Mais vous n'avez toujours pas de club en France ?

Non.

Lyon pourrait il vous intéresser ?

A voir. Pour qu'un tel projet devienne intéressant, il faut que vous ayez une personne chez notre importateur français qui s'intéresse à ce type de sponsoring et qui s'engage. Ce n'est pas toujours évident à trouver.

Frank Ribéry est une star au Bayern de Munich. Pourquoi n'utilisez vous pas son image dans votre communication en France ?

Ne vous inquiétez pas. Nous y avons déjà pensé...

Vous visez une fusion dans les camions.
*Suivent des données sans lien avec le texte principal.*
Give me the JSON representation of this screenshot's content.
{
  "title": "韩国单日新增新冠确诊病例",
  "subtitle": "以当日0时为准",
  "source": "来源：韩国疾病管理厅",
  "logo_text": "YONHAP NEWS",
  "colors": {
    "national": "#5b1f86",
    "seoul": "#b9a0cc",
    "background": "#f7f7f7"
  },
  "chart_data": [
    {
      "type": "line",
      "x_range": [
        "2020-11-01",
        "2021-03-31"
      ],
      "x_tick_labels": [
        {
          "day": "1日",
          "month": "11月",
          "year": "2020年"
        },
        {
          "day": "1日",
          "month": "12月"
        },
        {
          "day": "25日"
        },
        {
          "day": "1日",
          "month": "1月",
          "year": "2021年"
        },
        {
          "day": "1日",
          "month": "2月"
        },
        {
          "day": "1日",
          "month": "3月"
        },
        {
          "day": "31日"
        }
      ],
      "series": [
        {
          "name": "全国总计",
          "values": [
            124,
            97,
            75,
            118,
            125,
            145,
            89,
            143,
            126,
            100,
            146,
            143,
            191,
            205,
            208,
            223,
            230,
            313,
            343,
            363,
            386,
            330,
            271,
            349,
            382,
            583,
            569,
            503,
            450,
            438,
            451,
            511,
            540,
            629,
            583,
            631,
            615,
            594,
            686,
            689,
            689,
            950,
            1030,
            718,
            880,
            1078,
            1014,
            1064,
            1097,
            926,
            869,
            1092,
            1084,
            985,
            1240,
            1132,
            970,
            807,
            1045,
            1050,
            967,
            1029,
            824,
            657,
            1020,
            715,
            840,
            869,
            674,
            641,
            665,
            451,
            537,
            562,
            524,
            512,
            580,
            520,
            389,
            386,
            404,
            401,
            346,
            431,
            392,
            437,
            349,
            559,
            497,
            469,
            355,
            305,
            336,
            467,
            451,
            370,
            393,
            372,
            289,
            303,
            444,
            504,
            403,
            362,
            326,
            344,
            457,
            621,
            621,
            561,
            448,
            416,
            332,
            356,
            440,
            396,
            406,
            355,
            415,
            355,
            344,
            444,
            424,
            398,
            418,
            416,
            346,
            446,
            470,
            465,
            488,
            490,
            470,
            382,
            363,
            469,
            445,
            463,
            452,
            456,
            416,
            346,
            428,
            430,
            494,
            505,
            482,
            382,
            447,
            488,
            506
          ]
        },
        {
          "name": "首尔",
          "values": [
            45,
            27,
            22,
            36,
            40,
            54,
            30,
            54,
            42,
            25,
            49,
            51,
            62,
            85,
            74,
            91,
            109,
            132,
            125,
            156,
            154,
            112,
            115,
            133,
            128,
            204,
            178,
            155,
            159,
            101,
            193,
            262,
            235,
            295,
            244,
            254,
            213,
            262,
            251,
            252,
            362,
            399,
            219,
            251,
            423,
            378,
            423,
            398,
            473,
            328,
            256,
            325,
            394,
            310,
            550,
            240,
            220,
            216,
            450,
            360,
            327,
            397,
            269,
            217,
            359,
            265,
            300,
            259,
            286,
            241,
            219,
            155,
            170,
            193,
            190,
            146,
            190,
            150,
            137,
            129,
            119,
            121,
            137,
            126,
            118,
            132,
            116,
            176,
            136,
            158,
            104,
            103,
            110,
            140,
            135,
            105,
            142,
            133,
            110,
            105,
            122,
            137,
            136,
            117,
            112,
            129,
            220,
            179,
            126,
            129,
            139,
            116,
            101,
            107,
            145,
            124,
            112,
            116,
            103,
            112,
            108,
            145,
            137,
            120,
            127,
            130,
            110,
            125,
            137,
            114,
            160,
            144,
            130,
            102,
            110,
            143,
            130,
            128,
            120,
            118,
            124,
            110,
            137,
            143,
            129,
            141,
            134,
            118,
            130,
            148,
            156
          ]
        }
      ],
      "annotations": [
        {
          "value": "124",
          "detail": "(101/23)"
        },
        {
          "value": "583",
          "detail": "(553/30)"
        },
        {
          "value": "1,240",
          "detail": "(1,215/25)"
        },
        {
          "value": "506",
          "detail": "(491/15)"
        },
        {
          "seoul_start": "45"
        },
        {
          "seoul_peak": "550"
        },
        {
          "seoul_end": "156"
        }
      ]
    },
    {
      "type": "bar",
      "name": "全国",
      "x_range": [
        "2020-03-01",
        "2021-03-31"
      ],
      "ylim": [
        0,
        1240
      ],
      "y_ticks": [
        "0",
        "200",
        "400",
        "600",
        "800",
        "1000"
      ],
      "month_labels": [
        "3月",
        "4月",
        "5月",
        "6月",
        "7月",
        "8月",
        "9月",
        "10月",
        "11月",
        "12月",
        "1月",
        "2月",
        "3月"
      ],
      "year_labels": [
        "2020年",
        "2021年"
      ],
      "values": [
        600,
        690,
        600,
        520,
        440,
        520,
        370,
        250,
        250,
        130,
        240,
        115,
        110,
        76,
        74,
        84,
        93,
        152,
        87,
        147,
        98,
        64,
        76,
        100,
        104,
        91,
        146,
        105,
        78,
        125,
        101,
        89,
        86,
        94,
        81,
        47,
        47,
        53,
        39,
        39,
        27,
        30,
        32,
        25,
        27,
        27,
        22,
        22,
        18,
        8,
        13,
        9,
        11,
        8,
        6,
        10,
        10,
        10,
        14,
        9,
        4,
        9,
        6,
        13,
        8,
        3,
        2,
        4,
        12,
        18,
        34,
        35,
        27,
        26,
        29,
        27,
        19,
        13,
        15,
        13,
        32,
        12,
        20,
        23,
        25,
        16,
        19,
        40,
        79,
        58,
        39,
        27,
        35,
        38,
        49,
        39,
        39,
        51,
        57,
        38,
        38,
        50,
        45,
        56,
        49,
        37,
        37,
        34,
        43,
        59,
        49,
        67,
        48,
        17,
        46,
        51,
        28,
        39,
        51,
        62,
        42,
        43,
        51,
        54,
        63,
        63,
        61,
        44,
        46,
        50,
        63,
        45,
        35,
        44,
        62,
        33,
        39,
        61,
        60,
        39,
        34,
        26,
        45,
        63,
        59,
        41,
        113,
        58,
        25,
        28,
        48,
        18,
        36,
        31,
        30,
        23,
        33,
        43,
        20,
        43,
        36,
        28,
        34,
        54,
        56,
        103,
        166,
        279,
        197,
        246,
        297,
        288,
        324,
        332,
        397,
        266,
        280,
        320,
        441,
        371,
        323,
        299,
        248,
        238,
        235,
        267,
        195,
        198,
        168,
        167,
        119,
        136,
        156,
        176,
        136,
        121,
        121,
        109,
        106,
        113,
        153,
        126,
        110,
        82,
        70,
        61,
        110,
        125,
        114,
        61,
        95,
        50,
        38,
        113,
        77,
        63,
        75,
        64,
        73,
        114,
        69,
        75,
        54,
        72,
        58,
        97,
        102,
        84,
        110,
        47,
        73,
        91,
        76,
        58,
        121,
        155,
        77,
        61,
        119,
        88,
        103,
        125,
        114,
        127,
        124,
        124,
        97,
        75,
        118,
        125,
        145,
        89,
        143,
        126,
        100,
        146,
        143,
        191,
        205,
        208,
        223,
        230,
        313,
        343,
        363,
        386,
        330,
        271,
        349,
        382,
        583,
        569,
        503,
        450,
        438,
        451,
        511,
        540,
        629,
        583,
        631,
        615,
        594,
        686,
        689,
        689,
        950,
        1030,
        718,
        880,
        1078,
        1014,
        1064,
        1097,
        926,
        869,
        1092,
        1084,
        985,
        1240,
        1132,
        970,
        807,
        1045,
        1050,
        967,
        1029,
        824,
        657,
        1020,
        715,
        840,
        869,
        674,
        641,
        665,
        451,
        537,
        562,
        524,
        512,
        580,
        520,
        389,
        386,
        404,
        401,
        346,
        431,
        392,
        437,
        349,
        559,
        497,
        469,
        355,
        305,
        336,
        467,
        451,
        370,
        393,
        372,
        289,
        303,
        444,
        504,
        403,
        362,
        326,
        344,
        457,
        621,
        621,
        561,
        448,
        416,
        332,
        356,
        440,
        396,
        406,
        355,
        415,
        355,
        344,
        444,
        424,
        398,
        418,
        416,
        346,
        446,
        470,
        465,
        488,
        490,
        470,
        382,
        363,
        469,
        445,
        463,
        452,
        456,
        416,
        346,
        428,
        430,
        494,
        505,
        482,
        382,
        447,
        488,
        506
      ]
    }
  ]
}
Mais vous venez de prolonger le contrat du président de Scania pourtant très réticent à un mariage. Comment doit on interpréter votre décision ?

Nos marques sont dirigées de manière très indépendante. Regardez Audi, Lamborghini, Bentley, Skoda ou autres, elles ont toutes leur propre directoire, leur propre développement, leur propre design, un réseau de distribution spécifique. Mais on utilise des modules communs. On n'a pas besoin de fusion pour profiter des synergies. On ne fera pas des trois groupes une société. Notre stratégie consiste à jouer la carte des marques, tout en économisant dans la technique et les achats. Il serait déraisonnable de ne pas garder à bord Leif Östling qui a fait de Scania la marque la plus rentable du secteur.

Lors de l'assemblée générale des actionnaires de MAN, Ferdinand Piëch, président du conseil de surveillance, a insisté sur les synergies possibles entre la filiale brésilienne de camions de Volkswagen et MAN, notamment dans les moteurs et les composants. Les moteurs de MAN vont donc bientôt remplacer ceux de Freightliner dans les camions Volkswagen ?

Cela prendra du temps car comme pour les voitures, les changements se font avec les nouvelles générations de produits. Quand nous avons repris Skoda, les moteurs du groupe Volkswagen ont été progressivement intégrés aux nouveaux modèles. Ce sera également le cas sur les poids lourds.

Depuis longtemps, vous cherchez une solution pour votre filiale brésilienne. Vous venez de passer une semaine sur place. Peut-on s'imaginer que MAN, qui n'est pas encore présent en Amérique du Sud, reprenne finalement la division poids lourds de Volkswagen ?

C'est évidemment une variante possible.

Une alternative logique puisque Ferdinand Piëch a défini Scania comme la Rolls du camion, MAN comme du bon milieu de gamme et Volkswagen comme de l'entrée de gamme tout en se prononçant clairement contre un démantèlement de MAN. Cela pourrait donc arriver bientôt ?

Je ne vous dirai pas quels délais nous nous sommes fixés, mais il n'y a pas urgence.